There were those who drank to dull their awareness of some of the more
painful aspects of Scotland's history, not least the destruction of Highland
culture and language after 1745. And in recent years, since the radical
relaxation of Scotland's drinking laws in the 1970s, there are those who drink
because they can, far into the night; and those who drink because,
increasingly, the global culture expects it of us. We are, after all, supposed
to be poetic and convivial "Celts", although most modern Scots are nothing of
the sort.
Somewhere behind all this there is a special Scottish case - a sharper and
more extreme case - of an untold story that has unfolded across the United
Kingdom since the 1950s, the story of a lost tradition of temperance and
abstinence - Presbyterian, Methodist, or just plain puritanical - which once
dominated British life among the respectable working and lower-middle classes.
It has now largely disappeared, along with most other public manifestations of
Protestant culture.
With those restraints removed, overall alcohol consumption and public
binge-drinking is rocketing across the UK, with cirrhosis rates in England and
Wales rising almost as fast as in Scotland, though from a much lower base.

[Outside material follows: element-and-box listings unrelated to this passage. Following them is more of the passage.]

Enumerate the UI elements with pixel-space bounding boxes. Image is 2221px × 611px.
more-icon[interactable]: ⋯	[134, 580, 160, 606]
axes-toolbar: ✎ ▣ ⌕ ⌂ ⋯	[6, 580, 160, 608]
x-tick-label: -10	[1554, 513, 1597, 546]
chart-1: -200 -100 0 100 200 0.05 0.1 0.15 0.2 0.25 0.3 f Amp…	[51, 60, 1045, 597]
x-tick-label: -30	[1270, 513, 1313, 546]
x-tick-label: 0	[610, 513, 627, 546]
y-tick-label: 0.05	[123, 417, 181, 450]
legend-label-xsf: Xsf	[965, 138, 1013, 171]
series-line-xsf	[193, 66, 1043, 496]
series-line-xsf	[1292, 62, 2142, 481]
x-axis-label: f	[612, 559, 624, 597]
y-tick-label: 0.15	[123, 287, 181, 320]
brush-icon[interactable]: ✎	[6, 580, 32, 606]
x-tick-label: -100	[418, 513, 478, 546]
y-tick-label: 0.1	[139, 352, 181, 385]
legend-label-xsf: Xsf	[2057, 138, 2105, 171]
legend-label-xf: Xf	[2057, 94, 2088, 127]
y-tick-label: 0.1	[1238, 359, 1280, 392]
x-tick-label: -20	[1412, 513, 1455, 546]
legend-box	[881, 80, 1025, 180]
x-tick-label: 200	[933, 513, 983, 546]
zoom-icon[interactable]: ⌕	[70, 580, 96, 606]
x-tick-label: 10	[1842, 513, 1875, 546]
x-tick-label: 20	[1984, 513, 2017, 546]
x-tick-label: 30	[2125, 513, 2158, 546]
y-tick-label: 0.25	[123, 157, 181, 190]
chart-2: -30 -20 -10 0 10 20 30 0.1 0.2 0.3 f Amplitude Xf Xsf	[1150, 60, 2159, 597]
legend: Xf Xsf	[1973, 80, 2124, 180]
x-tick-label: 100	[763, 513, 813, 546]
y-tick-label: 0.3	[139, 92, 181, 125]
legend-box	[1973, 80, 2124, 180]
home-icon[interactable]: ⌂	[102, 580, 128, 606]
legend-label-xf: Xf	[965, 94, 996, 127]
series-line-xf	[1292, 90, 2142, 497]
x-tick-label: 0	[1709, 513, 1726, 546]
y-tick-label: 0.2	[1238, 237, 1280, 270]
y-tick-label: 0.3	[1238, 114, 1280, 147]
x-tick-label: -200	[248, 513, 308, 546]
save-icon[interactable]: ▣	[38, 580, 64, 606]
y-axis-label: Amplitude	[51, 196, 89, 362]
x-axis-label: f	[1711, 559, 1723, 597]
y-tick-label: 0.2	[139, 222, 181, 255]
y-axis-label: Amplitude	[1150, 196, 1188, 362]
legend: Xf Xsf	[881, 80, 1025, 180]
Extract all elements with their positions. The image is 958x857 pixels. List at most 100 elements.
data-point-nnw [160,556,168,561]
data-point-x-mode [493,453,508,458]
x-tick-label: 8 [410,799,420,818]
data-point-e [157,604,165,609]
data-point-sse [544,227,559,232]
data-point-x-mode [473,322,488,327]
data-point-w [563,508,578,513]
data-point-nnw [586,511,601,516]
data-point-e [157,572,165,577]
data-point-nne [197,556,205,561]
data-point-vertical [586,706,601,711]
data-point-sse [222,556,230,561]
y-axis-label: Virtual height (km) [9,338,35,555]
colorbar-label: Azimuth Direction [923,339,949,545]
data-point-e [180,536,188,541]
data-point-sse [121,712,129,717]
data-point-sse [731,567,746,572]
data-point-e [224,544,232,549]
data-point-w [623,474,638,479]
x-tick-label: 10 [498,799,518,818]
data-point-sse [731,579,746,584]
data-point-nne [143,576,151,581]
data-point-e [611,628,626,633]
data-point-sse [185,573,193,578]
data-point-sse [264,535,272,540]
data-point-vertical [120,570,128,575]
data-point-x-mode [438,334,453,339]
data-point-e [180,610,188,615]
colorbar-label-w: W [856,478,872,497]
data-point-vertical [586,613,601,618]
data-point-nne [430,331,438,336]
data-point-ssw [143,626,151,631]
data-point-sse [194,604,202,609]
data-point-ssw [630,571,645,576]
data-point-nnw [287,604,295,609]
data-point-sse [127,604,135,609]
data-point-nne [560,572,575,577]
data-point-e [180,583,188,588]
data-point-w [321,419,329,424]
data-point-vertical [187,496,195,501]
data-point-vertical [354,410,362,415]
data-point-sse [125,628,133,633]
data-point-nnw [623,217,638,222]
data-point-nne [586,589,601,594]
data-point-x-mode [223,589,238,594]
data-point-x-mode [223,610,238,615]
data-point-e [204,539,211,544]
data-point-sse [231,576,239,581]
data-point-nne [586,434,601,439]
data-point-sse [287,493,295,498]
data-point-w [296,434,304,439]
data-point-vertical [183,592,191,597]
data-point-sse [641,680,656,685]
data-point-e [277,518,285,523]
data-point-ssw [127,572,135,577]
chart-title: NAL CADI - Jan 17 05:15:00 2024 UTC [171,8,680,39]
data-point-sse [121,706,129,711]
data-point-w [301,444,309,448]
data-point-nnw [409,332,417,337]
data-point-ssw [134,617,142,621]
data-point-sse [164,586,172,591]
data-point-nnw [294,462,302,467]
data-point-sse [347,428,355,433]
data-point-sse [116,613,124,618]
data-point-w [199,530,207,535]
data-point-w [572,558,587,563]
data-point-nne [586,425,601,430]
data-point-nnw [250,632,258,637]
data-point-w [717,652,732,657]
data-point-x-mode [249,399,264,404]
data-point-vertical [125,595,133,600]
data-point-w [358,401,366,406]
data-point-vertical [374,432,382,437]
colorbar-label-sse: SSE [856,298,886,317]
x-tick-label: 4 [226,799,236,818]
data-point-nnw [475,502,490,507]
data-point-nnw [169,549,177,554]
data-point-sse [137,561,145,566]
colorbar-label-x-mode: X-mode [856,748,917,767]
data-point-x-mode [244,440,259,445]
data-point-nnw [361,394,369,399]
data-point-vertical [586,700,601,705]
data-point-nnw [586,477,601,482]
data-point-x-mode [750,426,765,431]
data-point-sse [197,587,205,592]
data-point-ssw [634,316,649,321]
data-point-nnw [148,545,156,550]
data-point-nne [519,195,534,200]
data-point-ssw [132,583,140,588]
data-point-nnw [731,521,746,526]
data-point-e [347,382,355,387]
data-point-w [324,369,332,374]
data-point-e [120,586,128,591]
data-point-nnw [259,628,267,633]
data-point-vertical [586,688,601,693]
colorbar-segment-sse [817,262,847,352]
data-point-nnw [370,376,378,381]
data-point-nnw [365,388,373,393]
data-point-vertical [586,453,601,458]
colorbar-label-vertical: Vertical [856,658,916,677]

Yet, at the same time, we seem to retain enough of a legacy of inhibition,
and of emotional repression, to fuel an unhealthily needy relationship with
alcohol, a sense that without large quantities of it we can't relax, can't
initiate sexual relationships, and can't really imagine what a good time would
look like.
The Scottish Executive knows - or seems to know - that Scotland has a
significant problem with drink. Since devolution in 1999, it has mounted a few
imaginative public-education campaigns. But the bigger picture suggests that
the UK society and economy as a whole is increasingly addicted to high levels
of alcohol consumption.
Breaking that habit will require, first, a change in the fiscal policy that
has gradually made alcohol cheaper, in real terms, than at any time in modern
British history. More radically, it will need the kind of revolution in
attitudes first staged by our great-great-grandparents, when they founded the
temperance movements of the 19th century - even if, today, it's more likely to
be fear for our health and looks rather than dread of divine judgement and
social disgrace which finally heaves us on to the wagon, and into the path of
virtue.
Joyce McMillan is a columnist for The Scotsman.